Perché questo articolo potrebbe interessarti? Il governo Meloni ha ereditato numerosi tavoli di crisi aperti, con importanti aziende coinvolte e il futuro di centinaia di lavoratori ancora in bilico. Se alcuni casi sono stati congelati, come Wartsila e Jabil, altri sono in attesa di soluzioni.
Più che un autunno caldo, per il governo Meloni si prospetta un inverno caldissimo. Uno dei dossier più scottanti riguarda le decine di tavoli di crisi aperti ereditati – molti dei quali ancora in standby o congelati. Se ne contavano 69 al 22 dicembre 2021, numero poi salito a 87 alla fine dello scorso agosto.
In via Veneto, il Ministero dello Sviluppo Economico deve fare i conti con i nodi Blutec, Elica, ex Embraco. E ancora: Gkn, Giannetti Ruote e Wartsila, soltanto per citare qualche nome. Il fenomeno delle delocalizzazioni aleggia imperterrito sul destino di centinaia e centinaia di lavoratori. Senza considerare la transizione ecologica che minaccia il settore dell’automotive. Ovvero: un comparto chiave dell’economia dell’Italia.
I tavoli di crisi più caldi
Uno degli scenari da monitorare con la massima attenzione riguarda il caso Gkn di Campi Bisenzio. Il 30 novembre si è svolto al Ministero delle Imprese e del Made in Italy (MIMIT) l’incontro tra il ministro Adolfo Urso, il presidente della Regione Toscana Eugenio Giani e il sindaco di Firenze Dario Nardella per la questione Qf ex GKN Driveline. Risultato: la richiesta a tutti i lavoratori di consentire l’accesso allo stabilimento e, alla società, di redigere e formalizzare il piano necessario per la richiesta di cassa integrazione. Ma il futuro industriale dello stabilimento è ancora tutto da scrivere. E, intanto, sono due mesi che gli stessi lavoratori non percepiscono lo stipendio.
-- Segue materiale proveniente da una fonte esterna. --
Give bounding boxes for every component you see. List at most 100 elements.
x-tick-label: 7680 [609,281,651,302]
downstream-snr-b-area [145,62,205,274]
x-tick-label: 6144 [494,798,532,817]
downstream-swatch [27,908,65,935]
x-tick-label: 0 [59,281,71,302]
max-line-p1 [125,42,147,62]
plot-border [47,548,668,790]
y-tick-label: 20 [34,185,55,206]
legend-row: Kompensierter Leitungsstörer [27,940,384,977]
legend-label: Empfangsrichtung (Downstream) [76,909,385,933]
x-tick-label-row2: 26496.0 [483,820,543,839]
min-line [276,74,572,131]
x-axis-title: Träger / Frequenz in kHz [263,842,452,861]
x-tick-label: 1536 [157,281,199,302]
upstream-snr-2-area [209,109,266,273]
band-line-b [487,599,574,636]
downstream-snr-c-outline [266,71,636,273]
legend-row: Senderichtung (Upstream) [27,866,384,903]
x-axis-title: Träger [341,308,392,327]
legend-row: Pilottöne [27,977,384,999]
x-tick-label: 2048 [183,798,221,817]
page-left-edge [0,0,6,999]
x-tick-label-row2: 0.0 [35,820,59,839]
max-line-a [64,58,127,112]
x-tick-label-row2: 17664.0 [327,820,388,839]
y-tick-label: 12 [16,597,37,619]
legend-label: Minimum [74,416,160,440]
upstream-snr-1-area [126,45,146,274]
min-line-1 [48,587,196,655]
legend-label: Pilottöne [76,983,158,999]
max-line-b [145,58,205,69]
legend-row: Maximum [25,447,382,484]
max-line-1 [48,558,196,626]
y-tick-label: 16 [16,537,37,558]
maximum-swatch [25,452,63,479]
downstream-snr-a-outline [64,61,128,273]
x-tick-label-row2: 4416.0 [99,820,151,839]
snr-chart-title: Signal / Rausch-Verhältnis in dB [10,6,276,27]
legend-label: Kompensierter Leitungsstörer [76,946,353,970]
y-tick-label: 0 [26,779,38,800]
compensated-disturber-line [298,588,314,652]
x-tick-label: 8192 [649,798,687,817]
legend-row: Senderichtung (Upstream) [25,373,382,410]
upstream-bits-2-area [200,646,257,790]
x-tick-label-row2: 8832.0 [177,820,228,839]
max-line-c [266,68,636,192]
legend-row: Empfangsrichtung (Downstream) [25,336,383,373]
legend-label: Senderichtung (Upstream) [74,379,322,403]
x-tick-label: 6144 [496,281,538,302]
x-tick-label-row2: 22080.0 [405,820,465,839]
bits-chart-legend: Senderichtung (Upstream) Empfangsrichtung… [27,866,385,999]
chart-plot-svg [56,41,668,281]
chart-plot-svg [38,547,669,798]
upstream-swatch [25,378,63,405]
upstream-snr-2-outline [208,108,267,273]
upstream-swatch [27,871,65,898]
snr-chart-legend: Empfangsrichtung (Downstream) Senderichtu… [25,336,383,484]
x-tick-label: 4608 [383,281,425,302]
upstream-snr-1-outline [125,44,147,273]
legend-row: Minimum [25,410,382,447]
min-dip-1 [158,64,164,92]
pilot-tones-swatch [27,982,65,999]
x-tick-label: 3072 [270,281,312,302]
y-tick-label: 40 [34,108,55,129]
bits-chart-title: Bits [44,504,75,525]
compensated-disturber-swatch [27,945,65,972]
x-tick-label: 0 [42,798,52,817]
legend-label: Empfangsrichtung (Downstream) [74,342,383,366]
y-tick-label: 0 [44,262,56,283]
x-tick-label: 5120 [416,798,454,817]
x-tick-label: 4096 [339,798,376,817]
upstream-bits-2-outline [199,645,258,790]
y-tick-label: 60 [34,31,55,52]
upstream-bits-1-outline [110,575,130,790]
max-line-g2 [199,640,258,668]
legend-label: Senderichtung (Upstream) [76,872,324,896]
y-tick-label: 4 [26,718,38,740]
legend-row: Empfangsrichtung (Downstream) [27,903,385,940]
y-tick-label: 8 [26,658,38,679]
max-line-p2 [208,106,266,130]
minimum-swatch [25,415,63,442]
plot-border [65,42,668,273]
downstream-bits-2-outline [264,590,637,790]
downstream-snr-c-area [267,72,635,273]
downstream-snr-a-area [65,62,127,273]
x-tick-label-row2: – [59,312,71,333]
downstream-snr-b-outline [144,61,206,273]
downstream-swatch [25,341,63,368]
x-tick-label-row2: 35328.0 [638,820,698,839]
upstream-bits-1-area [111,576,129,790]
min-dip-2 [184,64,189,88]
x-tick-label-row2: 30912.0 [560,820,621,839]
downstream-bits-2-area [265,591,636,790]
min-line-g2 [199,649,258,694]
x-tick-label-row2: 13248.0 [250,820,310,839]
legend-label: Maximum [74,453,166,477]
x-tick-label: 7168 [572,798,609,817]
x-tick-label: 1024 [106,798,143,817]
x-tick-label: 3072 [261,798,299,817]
Nelle Marche, a ottobre, le posizioni tra Elica e i sindacati erano ancora distanti. Ricordiamo che la vertenza è partita lo scorso 31 marzo, con la presentazione di un piano di riorganizzazione aziendale a base di delocalizzazioni ed esuberi. L’iniziale piano strategico 2021-2023 prevedeva 409 esuberi su 560 dipendenti complessivi del settore Cooking nel comprensorio fabrianese. Oltre a delocalizzazioni del 70% di produzioni dall’Italia verso la Polonia, e la chiusura dello stabilimento produttivo di Cerreto D’Esi. Il congelamento non potrà tuttavia proseguire in eterno.
Mise di fuoco
Se c’è ancora da capire come, e con quali investitori, rilanciare il sito produttivo Blutec, la crisi ex Embraco è stata inghiottita dalla crisi di governo. Anche in questo caso, il processo di reindustrializzazione è senza risposte certe. Impossibile elencare tutte le crisi o i tavoli aperti.
Il 17 novembre si è invece tenuto un incontro, a Palazzo Piacentini, il tavolo Wartsila alla presenza del capo di gabinetto del MIMIT Federico Eichberg, del coordinatore della struttura per le crisi di impresa Luca Annibaletti, dei vertici aziendali, dei sindacati e degli enti locali. Il Ministero ha informato che ci sono delle interlocuzioni in corso per rilanciare l’impianto e che è stato riscontrato “il positivo orientamento della proprietà” ad impegnarsi a garantire “la continuità produttiva”. Le trattative procedono.
Mesi caldissimi all’orizzonte
Sulla vertenza Jabil – la multinazionale Usa dell’elettronica con stabilimento produttivo a Marcianise- gli ultimi tavoli istituzionali di confronto hanno partorito la sospensione dei licenziamenti fino a fine gennaio e l’estensione della cassa integrazione fino alla stessa data. Il Ministero ha dato l’ok per la copertura della cassa integrazione fino al 31 gennaio 2023, così come richiesto dalla stessa Jabil.
Senza questo passaggio, la cassa integrazione di cui usufruiscono i dipendenti Jabil di Marcianise sarebbe scaduta l’11 dicembre prossimo, e da quel momento l’azienda avrebbe potuto iniziare ad inviare le lettere di licenziamento per 190 dipendenti. La palla passa adesso al Mise, chiamato a reperire soluzioni industriali per evitare nuova disoccupazione. Si prospettano insomma mesi densi di impegni per i ministri del Lavoro e dello Sviluppo Economico del nuovo governo Meloni, rispettivamente Marina Elvira Calderone e Adolfo Urso.